Sowmya

Sowmya Srinivasan

Year 4 Electrical Engineering

A0246190H

3. The Bit Flip Experiment

3.1 Objectives, Scope of Work & Deliverables

Objective: The design and implementation of the Radiation-SEU Correlation experiment.

Final Deliverables:

  • Design of the experiment
  • A space-grade implementation of the design
  • Integration with the rest of the payload

3.2 Problem Context and Value Proposition

3.2.1 Problem Context

Bits that represent either data or programs are stored in computer memory as charge. Ionized particle radiation can alter this charge and cause bit flips that corrupt data. This is called Single Event Upsets (Baraniuk, 2022).

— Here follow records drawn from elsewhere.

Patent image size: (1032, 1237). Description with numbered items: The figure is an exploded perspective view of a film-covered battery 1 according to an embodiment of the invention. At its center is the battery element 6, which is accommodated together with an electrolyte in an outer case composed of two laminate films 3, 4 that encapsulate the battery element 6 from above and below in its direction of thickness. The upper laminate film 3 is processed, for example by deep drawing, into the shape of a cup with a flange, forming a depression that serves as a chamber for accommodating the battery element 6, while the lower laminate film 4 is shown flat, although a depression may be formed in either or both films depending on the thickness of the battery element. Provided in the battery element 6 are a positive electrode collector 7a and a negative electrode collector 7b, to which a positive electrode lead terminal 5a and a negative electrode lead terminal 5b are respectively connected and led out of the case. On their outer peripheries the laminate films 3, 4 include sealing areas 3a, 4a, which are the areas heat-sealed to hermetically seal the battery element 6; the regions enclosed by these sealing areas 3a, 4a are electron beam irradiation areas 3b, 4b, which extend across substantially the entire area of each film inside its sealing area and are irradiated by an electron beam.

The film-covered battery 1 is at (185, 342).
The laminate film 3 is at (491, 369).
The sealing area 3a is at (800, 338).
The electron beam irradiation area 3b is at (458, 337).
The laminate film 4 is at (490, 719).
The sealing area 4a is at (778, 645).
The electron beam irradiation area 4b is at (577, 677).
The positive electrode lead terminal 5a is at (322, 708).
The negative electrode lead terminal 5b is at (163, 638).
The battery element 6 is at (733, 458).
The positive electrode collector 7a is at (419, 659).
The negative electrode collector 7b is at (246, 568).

Without sufficient data on SEU, it is hard to create solutions that safeguard the processors in space.

3.2.2 Identification of Research Gap

The image below depicts the current state of data and experiments on bit flips. Further details on the experiments pertaining to microcontrollers can be found in Appendix C.1. But the diagram below highlights the gap.

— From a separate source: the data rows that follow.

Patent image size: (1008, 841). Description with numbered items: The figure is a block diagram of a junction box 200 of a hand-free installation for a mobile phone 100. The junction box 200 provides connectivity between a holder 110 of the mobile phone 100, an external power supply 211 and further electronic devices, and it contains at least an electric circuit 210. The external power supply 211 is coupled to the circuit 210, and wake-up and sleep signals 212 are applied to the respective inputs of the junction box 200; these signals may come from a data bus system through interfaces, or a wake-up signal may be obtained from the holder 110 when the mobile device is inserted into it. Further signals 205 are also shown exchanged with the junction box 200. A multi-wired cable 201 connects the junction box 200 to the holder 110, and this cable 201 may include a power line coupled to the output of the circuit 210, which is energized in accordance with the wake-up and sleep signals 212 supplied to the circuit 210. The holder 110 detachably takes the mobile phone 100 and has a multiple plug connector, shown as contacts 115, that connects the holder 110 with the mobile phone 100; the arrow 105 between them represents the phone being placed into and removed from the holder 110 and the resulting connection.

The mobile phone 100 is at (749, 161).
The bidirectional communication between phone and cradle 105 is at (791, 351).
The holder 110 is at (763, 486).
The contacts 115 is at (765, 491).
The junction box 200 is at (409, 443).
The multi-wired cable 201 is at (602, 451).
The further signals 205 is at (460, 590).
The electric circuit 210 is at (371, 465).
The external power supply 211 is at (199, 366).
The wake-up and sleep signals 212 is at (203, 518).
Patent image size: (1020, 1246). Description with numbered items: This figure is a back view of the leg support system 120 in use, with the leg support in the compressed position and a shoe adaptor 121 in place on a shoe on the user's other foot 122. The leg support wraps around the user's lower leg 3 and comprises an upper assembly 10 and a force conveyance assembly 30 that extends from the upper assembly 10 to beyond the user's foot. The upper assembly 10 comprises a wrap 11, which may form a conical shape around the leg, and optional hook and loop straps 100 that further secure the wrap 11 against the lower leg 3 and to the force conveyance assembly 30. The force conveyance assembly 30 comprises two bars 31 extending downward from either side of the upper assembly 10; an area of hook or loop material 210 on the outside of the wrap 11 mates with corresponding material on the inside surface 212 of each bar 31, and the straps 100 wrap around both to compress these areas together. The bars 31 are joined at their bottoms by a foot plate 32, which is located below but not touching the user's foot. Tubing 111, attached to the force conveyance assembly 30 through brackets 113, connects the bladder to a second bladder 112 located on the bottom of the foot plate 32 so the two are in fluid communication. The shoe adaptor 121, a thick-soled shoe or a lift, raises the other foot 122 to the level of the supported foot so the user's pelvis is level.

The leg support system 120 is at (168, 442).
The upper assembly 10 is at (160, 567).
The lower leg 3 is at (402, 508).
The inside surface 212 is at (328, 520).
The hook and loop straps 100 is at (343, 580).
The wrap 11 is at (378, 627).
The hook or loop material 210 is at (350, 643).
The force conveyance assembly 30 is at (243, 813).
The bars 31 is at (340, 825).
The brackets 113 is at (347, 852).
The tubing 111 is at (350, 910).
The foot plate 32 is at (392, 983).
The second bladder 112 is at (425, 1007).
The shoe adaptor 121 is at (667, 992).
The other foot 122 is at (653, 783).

Existing State of Research on Bit Flips

Fig 3-1 Existing State of Research on Bit Flips

Reference Keys: [1,2] (Seidleck, 2002) [3] (Noeldeke, 2021) [4] (Poivey) [5] (Coronetti, 2024) [6] (Brian D. Sierawski) [7] (Olsen, W.) [8] (Wang, 2022)

While there are many studies on larger SRAM sizes, there is a Lack of data on Microcontroller Bit Flips in LEO in comparison with Radiation Counts.

3.2.3 Value Proposition

CubeSats, which are becoming increasingly popular, extensively use microcontrollers and operate in LEO. While data about larger SRAMs can provide developers with a rough idea of what to expect, it cannot be confidently applied to microcontrollers. Hence, this experiment bridges the gap by collecting microcontroller bit flip data in LEO to benefit CubeSat developers and carrier services.

3.3 Design Overview

3.3.1 Concept of Experiment

Two microcontrollers of the exact kind will be placed in the payload, with only one of them shielded (according to Mingchuan’s section). Their SRAM data will be periodically requested every minute by the payload’s central processor. Their error counts are then computed and stored, along with a 10 percent sample of the SRAM.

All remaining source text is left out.